E para aqueles que acham que o hidromel é apenas uma mistura curiosa, distante do nosso cotidiano podem ser surpreendidos, pois se nada vem do nada, certos costumes da modernidade podem ser entendidos com um simples olhar no passado. “Todos noivos são questionados sobre a lua de mel, onde irão passar e tal. Mas o que poucos sabem é que o termo lua de mel vem do hidromel. Na Grécia Antiga, os gregos ofereciam a bebida aos recém-casados, porque a consideravam afrodisíaca, sinônimo de fertilidade para que o casal tivesse a sorte de conceber filhos varões. Daí a expressão lua de mel”, conta o apicultor.

Dedicação

Na estância, Nicanor conta que a ideia da fabricação artesanal surgiu como forma de agregar valor ao trabalho da família. “Mel é uma coisa fácil de lidar, mas você tem que agregar valor para tem renda. A ideia de mexer com a bebida veio daí. Não é algo difícil de fazer, mas você tem que ser dedicado para chegar a um resultado”, avalia.

E para ter êxito nesse segmento, a família formada pelo casal de apicultores e suas três filhas, conta com o suporte técnico, através do trabalho da Alespana (Associação Leste Pantaneira de Apicultores), do município de Aquidauana, a qual é associada. Além do acompanhamento da zootecnista e coordenadora regional da Agraer (Agência de Desenvolvimento Agrário e Extensão Rural) de Anastácio, Vera Lúcia Golze.

Com experiência no setor, o produtor rural relata que o desafio maior não está na produção em si, mas em encontrar quem estivesse disposto a compartilhar o conhecimento sobre tamanha iguaria. “No Brasil não são muitas pessoas que mexem com isso e as que mexem não querem ensinar. O único disposto a nos ensinar foi um engenheiro agrônomo, holandês radicado no País”, lembra.
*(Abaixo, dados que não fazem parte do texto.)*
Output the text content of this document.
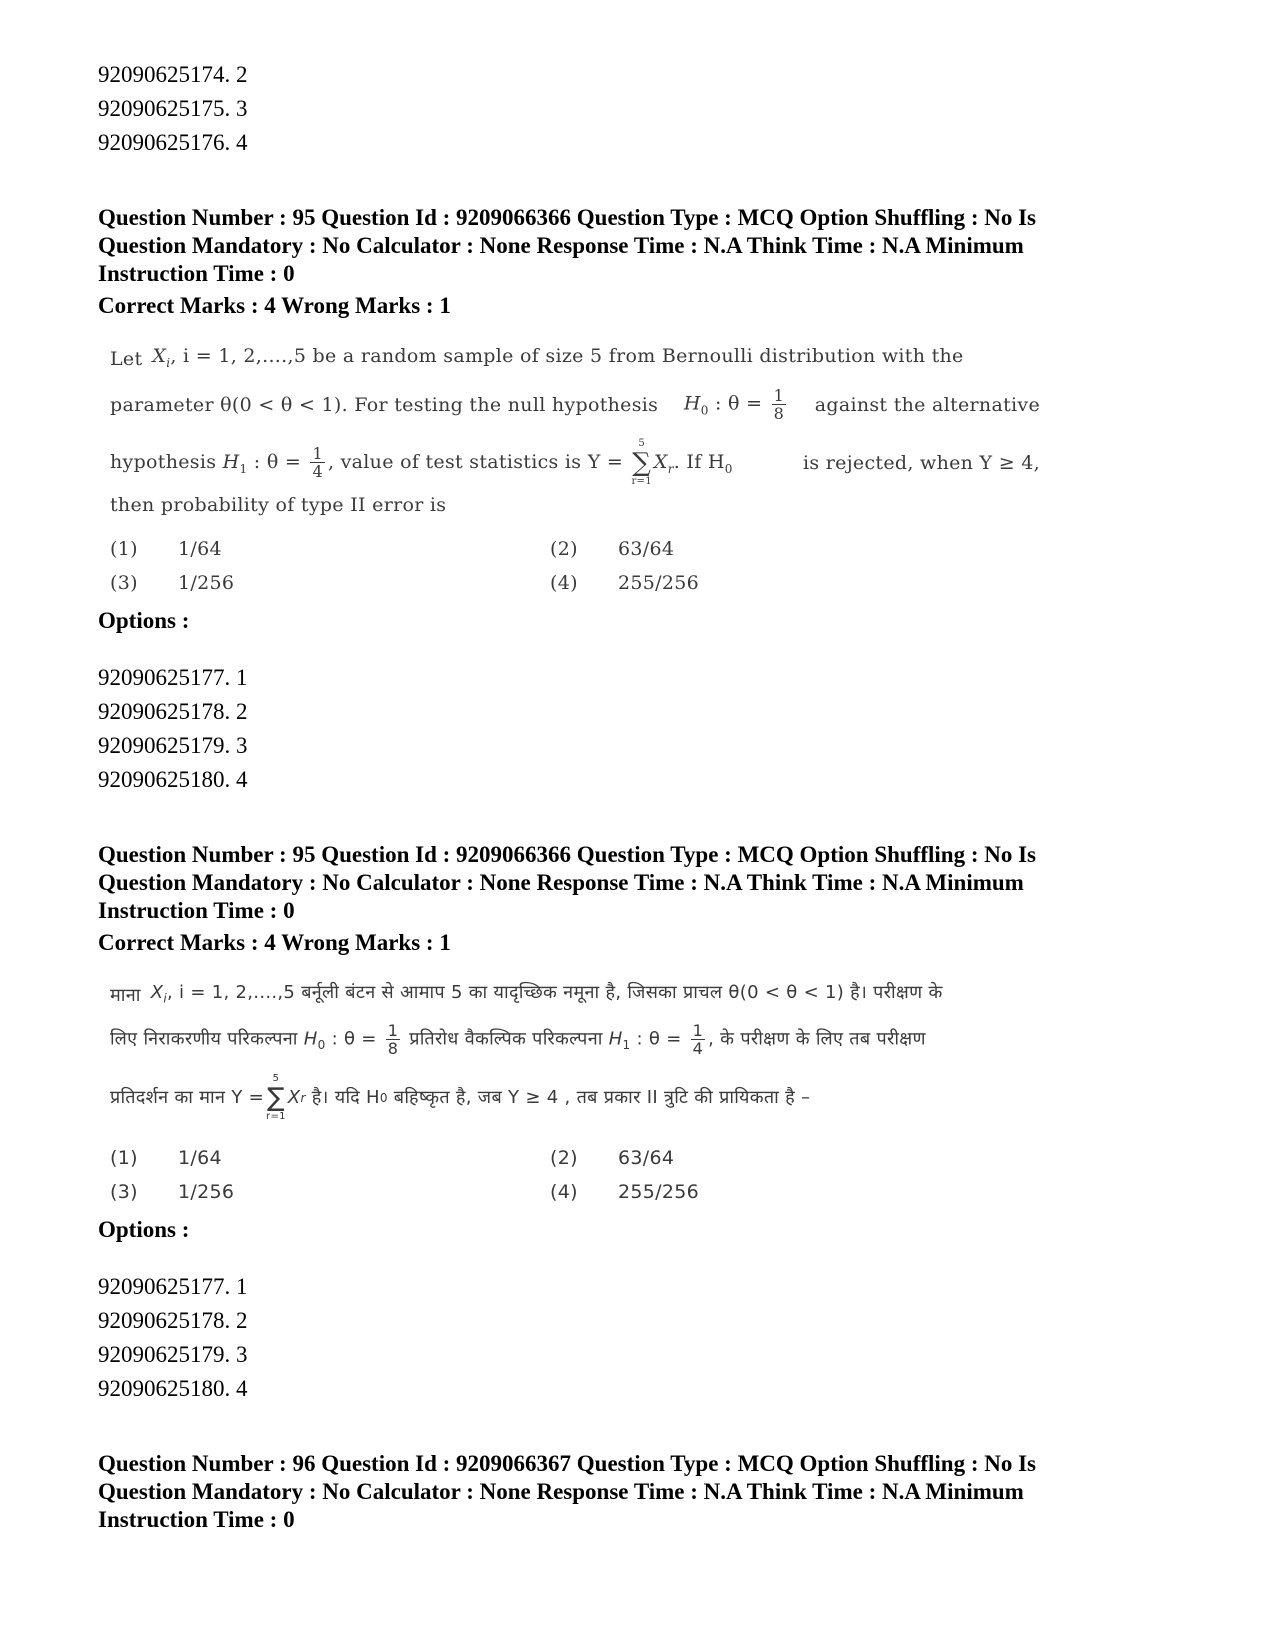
92090625174. 2

92090625175. 3

92090625176. 4

Question Number : 95 Question Id : 9209066366 Question Type : MCQ Option Shuffling : No Is

Question Mandatory : No Calculator : None Response Time : N.A Think Time : N.A Minimum

Instruction Time : 0

Correct Marks : 4 Wrong Marks : 1

Let $X_i$, i = 1, 2,....,5 be a random sample of size 5 from Bernoulli distribution with the
parameter θ(0 < θ < 1). For testing the null hypothesis $H_0$ : $\theta = \frac{1}{8}$ against the alternative
hypothesis $H_1$ : $\theta = \frac{1}{4}$ , value of test statistics is Y =
5
∑
r=1
$X_r$. If $H_0$	is rejected, when Y ≥ 4,
then probability of type II error is
(1) 1/64	(2) 63/64
(3) 1/256	(4) 255/256

Options :

92090625177. 1

92090625178. 2

92090625179. 3

92090625180. 4

Question Number : 95 Question Id : 9209066366 Question Type : MCQ Option Shuffling : No Is

Question Mandatory : No Calculator : None Response Time : N.A Think Time : N.A Minimum

Instruction Time : 0

Correct Marks : 4 Wrong Marks : 1

माना $X_i$, i = 1, 2,....,5 बर्नूली बंटन से आमाप 5 का यादृच्छिक नमूना है, जिसका प्राचल θ(0 < θ < 1) है। परीक्षण के
लिए निराकरणीय परिकल्पना $H_0$ : $\theta = \frac{1}{8}$ प्रतिरोध वैकल्पिक परिकल्पना $H_1$ : $\theta = \frac{1}{4}$ , के परीक्षण के लिए तब परीक्षण
प्रतिदर्शन का मान Y =
5
∑
r=1
X r
है। यदि H 0
बहिष्कृत है, जब Y ≥ 4 , तब प्रकार II त्रुटि की प्रायिकता है –
(1) 1/64	(2) 63/64
(3) 1/256	(4) 255/256

Options :

92090625177. 1

92090625178. 2

92090625179. 3

92090625180. 4

Question Number : 96 Question Id : 9209066367 Question Type : MCQ Option Shuffling : No Is

Question Mandatory : No Calculator : None Response Time : N.A Think Time : N.A Minimum

Instruction Time : 0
De lá para cá, a família Ramos só fez se especializar nessa doce cultura. “O brasileiro tem mania de querer resultado imediato e o hidromel não se chega a um resultado rápido. Você pega um produto simples para ter outro diferenciado. Costumo dizer que a abelha nos dá o mel, mas que cabe a nós encontrarmos formas de agregar valor ao produto”.

Resultados

No mercado desde 2003, os esforços já vêm mostrando alguns resultados. “Do mel não se perde nada, tudo é aproveitado. Aqui mesmo fazemos um molho picante, excelente para temperar pratos de peixe, frango, lombo de porco e saladas. É uma receita desenvolvida por nós e que está sendo patenteada junto a UCDB [Universidade Católica Dom Bosco]”, conta.

Quanto ao hidromel, Nicanor diz que a bebida continua sendo aperfeiçoada. “Já fizemos o selo da bebida, a rolha. Tudo é cuidado com muito carinho até chegar ao consumidor com a máxima qualidade. Mas o trabalho tem que ser aprofundado mais e mais. Buscamos a Agraer para nos associarmos a Alespana e com isso conseguimos destacar a produção. São entidades que nos ajudam no processo de manutenção da qualidade do mel”.

Atenção essa que motivou Nicanor e a esposa, Fátima, a buscarem maior profissionalização no setor. “Como sou formado em Direito, pude buscar uma pós-graduação e optei pela especialização em ‘Agregação de Valor e Industrialização da Agricultura Familiar.Enquanto, a Fátima recebeu em 2014 o prêmio ‘Sebrae Mulher Empreendedora’”.

Dentro do apiário, a produção é mais intensa do final de agosto até meados de dezembro, período da estação mais florida do ano, primavera. “Há uma diferença entre flor e florada. Flor é o que vemos todo ano, enquanto a florada é a fase de maior número de flores e, lógico, tempo de intensa produtividade das abelhas. Nesta safra, como as flores desabrocharam quase que todas de uma vez a produção não foi das melhores, tivemos 40 kg, mas a meta para 2016 é chegar a 100 kq”, informa.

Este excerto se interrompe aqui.